Comment by troupo

1 day ago

> What concerns me more is that Apple is the only company audibly making a stand.

They are not making a stand. They roll over without a peep. And this is concerning users' privacy which they say is the core of the company.

Compare it to fighting every government tooth and nail over every single little thing concerning the "we don't know if it's profitable and we don't keep meeting records" AppStore

"Not making a stand" would be leaving everything as is, and handing your encryption keys over to the government. By loudly disabling ADP and saying this feature is illegal in the UK (they really should have said "illegal" instead of "unavailable" so people would know it was the government), they are at least making half a stand. By leaving it enabled in other regions and for visitors from other regions to the UK, they're making three quarters of a stand.

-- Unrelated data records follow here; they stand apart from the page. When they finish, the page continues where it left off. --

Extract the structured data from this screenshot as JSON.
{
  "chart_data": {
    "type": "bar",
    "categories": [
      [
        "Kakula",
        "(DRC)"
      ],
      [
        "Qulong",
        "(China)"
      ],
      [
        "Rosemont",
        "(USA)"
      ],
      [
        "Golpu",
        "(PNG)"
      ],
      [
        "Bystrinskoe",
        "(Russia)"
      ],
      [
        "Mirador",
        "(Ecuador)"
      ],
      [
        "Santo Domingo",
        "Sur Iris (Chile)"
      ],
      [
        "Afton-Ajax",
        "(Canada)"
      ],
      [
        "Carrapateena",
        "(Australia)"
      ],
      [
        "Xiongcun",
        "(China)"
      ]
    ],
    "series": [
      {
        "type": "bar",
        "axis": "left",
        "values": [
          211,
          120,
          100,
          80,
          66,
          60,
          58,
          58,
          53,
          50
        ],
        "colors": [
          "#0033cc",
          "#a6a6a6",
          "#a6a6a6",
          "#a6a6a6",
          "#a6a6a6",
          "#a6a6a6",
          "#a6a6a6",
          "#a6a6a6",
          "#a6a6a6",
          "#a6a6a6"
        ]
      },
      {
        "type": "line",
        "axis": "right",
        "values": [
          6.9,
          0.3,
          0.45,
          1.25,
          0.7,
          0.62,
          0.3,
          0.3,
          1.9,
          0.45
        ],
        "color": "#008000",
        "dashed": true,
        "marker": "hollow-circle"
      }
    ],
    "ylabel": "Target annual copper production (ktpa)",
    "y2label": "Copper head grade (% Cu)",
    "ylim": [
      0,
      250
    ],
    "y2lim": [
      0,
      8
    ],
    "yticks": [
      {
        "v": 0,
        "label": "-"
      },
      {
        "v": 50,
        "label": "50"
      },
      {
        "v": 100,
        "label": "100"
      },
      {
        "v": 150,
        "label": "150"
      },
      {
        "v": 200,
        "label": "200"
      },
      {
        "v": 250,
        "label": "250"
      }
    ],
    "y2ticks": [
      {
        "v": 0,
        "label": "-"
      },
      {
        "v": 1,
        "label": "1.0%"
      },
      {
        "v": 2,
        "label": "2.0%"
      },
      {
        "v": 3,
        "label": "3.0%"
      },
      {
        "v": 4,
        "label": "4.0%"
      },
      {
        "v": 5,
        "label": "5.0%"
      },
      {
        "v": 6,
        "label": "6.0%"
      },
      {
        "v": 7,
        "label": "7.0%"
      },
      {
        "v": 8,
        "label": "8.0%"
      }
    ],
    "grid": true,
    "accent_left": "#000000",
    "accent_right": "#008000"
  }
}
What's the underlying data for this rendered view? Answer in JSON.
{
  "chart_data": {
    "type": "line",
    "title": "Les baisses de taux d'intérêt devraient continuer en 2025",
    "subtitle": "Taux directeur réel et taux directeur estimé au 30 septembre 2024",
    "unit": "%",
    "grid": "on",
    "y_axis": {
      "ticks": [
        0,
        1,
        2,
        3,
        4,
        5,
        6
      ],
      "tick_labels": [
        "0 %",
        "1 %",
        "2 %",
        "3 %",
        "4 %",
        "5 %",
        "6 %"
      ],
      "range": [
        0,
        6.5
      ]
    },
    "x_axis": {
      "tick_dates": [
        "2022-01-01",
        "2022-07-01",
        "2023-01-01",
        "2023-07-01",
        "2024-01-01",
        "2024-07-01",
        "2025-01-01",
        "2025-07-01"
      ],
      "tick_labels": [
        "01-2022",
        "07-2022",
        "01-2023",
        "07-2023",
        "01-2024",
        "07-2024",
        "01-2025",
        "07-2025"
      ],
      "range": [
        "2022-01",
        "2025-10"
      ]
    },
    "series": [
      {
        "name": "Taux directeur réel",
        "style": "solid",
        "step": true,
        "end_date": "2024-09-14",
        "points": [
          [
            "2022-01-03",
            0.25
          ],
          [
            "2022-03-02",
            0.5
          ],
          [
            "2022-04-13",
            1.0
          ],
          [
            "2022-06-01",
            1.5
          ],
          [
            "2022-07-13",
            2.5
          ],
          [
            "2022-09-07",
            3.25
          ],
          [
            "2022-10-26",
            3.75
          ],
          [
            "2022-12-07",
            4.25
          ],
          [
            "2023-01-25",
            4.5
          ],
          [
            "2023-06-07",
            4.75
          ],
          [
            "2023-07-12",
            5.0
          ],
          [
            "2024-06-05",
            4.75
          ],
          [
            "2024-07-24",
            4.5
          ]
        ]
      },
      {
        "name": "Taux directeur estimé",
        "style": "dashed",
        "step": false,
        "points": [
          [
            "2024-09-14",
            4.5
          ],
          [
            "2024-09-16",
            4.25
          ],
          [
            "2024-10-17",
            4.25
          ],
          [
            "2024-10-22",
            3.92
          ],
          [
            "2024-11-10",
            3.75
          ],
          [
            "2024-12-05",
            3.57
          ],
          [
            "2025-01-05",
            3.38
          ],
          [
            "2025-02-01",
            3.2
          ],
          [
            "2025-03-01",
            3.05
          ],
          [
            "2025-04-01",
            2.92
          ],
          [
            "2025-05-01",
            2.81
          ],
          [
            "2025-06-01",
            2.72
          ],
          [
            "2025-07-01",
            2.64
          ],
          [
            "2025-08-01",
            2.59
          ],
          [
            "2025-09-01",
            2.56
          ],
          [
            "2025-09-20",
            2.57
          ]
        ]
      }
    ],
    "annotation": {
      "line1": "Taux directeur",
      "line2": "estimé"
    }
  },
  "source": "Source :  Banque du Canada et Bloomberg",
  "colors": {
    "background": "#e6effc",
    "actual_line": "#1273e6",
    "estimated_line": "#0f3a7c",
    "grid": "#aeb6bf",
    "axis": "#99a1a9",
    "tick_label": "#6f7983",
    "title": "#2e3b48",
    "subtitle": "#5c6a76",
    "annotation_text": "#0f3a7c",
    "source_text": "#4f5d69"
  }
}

  • > By loudly disabling ADP and saying this feature is illegal in the UK

    They didn't say anything loudly, or said it was illegal in the UK.

    All they had was a single comment to a single (or perhaps a handful at most) comment to a media outlet that they disabled it.

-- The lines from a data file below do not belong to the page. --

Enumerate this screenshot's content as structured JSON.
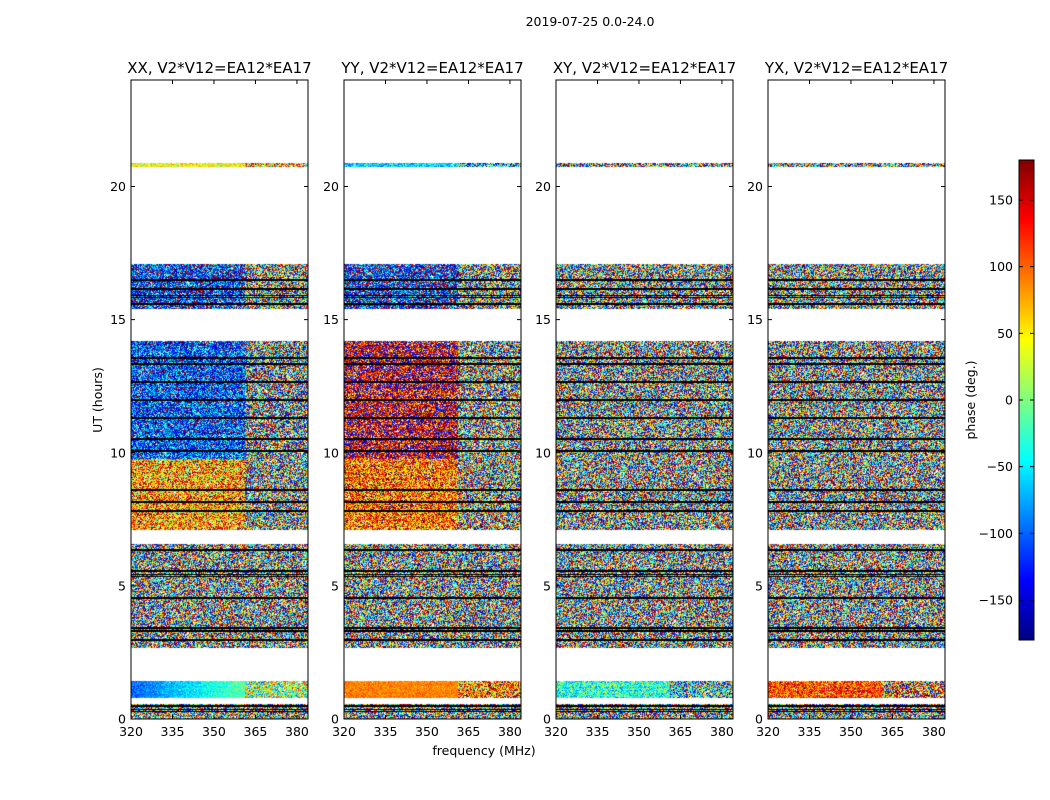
{
  "figure_title": "2019-07-25 0.0-24.0",
  "chart_data": {
    "type": "heatmap",
    "suptitle": "2019-07-25 0.0-24.0",
    "xlabel": "frequency (MHz)",
    "ylabel": "UT (hours)",
    "xlim": [
      320,
      384
    ],
    "ylim": [
      0,
      24
    ],
    "x_ticks": [
      320,
      335,
      350,
      365,
      380
    ],
    "y_ticks": [
      0,
      5,
      10,
      15,
      20
    ],
    "colorbar": {
      "label": "phase (deg.)",
      "range": [
        -180,
        180
      ],
      "ticks": [
        150,
        100,
        50,
        0,
        -50,
        -100,
        -150
      ],
      "tick_labels": [
        "150",
        "100",
        "50",
        "0",
        "−50",
        "−100",
        "−150"
      ],
      "colormap": "jet",
      "colors": [
        "#00007f",
        "#0000ff",
        "#007fff",
        "#00ffff",
        "#7fff7f",
        "#ffff00",
        "#ff7f00",
        "#ff0000",
        "#7f0000"
      ]
    },
    "panels": [
      {
        "title": "XX, V2*V12=EA12*EA17",
        "noise_bias": [
          {
            "y0": 0,
            "y1": 0.6,
            "phase": 0,
            "spread": 1.0
          },
          {
            "y0": 0.8,
            "y1": 1.45,
            "phase": -100,
            "gradient_to": 40,
            "spread": 0.15
          },
          {
            "y0": 2.7,
            "y1": 6.6,
            "phase": 0,
            "spread": 1.0
          },
          {
            "y0": 7.1,
            "y1": 9.8,
            "phase": 80,
            "spread": 0.55
          },
          {
            "y0": 9.8,
            "y1": 14.2,
            "phase": -110,
            "spread": 0.5
          },
          {
            "y0": 15.4,
            "y1": 17.1,
            "phase": -120,
            "spread": 0.55
          },
          {
            "y0": 20.75,
            "y1": 20.9,
            "phase": 40,
            "spread": 0.25
          }
        ]
      },
      {
        "title": "YY, V2*V12=EA12*EA17",
        "noise_bias": [
          {
            "y0": 0,
            "y1": 0.6,
            "phase": 0,
            "spread": 1.0
          },
          {
            "y0": 0.8,
            "y1": 1.45,
            "phase": 90,
            "spread": 0.12
          },
          {
            "y0": 2.7,
            "y1": 6.6,
            "phase": 0,
            "spread": 1.0
          },
          {
            "y0": 7.1,
            "y1": 9.8,
            "phase": 100,
            "spread": 0.5
          },
          {
            "y0": 9.8,
            "y1": 14.2,
            "phase": 150,
            "spread": 0.55
          },
          {
            "y0": 15.4,
            "y1": 17.1,
            "phase": -120,
            "spread": 0.6
          },
          {
            "y0": 20.75,
            "y1": 20.9,
            "phase": -60,
            "spread": 0.25
          }
        ]
      },
      {
        "title": "XY, V2*V12=EA12*EA17",
        "noise_bias": [
          {
            "y0": 0,
            "y1": 0.6,
            "phase": 0,
            "spread": 1.0
          },
          {
            "y0": 0.8,
            "y1": 1.45,
            "phase": -30,
            "spread": 0.35
          },
          {
            "y0": 2.7,
            "y1": 6.6,
            "phase": 0,
            "spread": 1.0
          },
          {
            "y0": 7.1,
            "y1": 14.2,
            "phase": 0,
            "spread": 1.0
          },
          {
            "y0": 15.4,
            "y1": 17.1,
            "phase": 0,
            "spread": 1.0
          },
          {
            "y0": 20.75,
            "y1": 20.9,
            "phase": 0,
            "spread": 1.0
          }
        ]
      },
      {
        "title": "YX, V2*V12=EA12*EA17",
        "noise_bias": [
          {
            "y0": 0,
            "y1": 0.6,
            "phase": 0,
            "spread": 1.0
          },
          {
            "y0": 0.8,
            "y1": 1.45,
            "phase": 110,
            "spread": 0.35
          },
          {
            "y0": 2.7,
            "y1": 6.6,
            "phase": 0,
            "spread": 1.0
          },
          {
            "y0": 7.1,
            "y1": 14.2,
            "phase": 0,
            "spread": 1.0
          },
          {
            "y0": 15.4,
            "y1": 17.1,
            "phase": 0,
            "spread": 1.0
          },
          {
            "y0": 20.75,
            "y1": 20.9,
            "phase": 0,
            "spread": 1.0
          }
        ]
      }
    ],
    "data_rows_ut": [
      [
        0,
        0.6
      ],
      [
        0.8,
        1.45
      ],
      [
        2.7,
        6.6
      ],
      [
        7.1,
        14.2
      ],
      [
        15.4,
        17.1
      ],
      [
        20.75,
        20.9
      ]
    ],
    "flagged_rows_ut": [
      0.35,
      0.5,
      2.95,
      3.3,
      3.4,
      4.6,
      5.4,
      5.55,
      6.35,
      7.85,
      8.2,
      8.65,
      10.05,
      10.5,
      11.3,
      12.0,
      12.7,
      13.35,
      13.6,
      15.6,
      15.9,
      16.2,
      16.5
    ]
  }
}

    They didn't even bother with a press release, or notify their users.

    It's not even half a stand. It's a rollover

“ They roll over without a peep.”

What are you talking about? This is literally them doing the opposite, and there are multiple other public instances of them making a stand, not to mention in the design of their systems.

Truly curious how you see this that way.

  • "Literally doing the opposite" would be keeping encryption on.

    Removing encryption for everyone is literally doing the opposite of making a stand

    • They had two paths to comply with the law. Silently backdoor the worldwide cloud serving every Apple device, or loudly tell people in the UK they don't get to have security because their government prohibits them. Between these two options, this is clearly "making a stand".

      It's not as much "making a stand" as telling a major government that you have substantial seizable assets under their jurisdiction who is a major market you want to be in, that you're not going to do the thing that their laws say you are required to do, but it's hardly simple compliance either, instead of doing what the government wants them to do, they are making sure there is blowback.

      Whether to try to fight it in court likely depends on details of case law and the wording of the laws they'd be contesting, I imagine much of the delay in their response to the demand was asking their lawyers how well they think they would fare in court.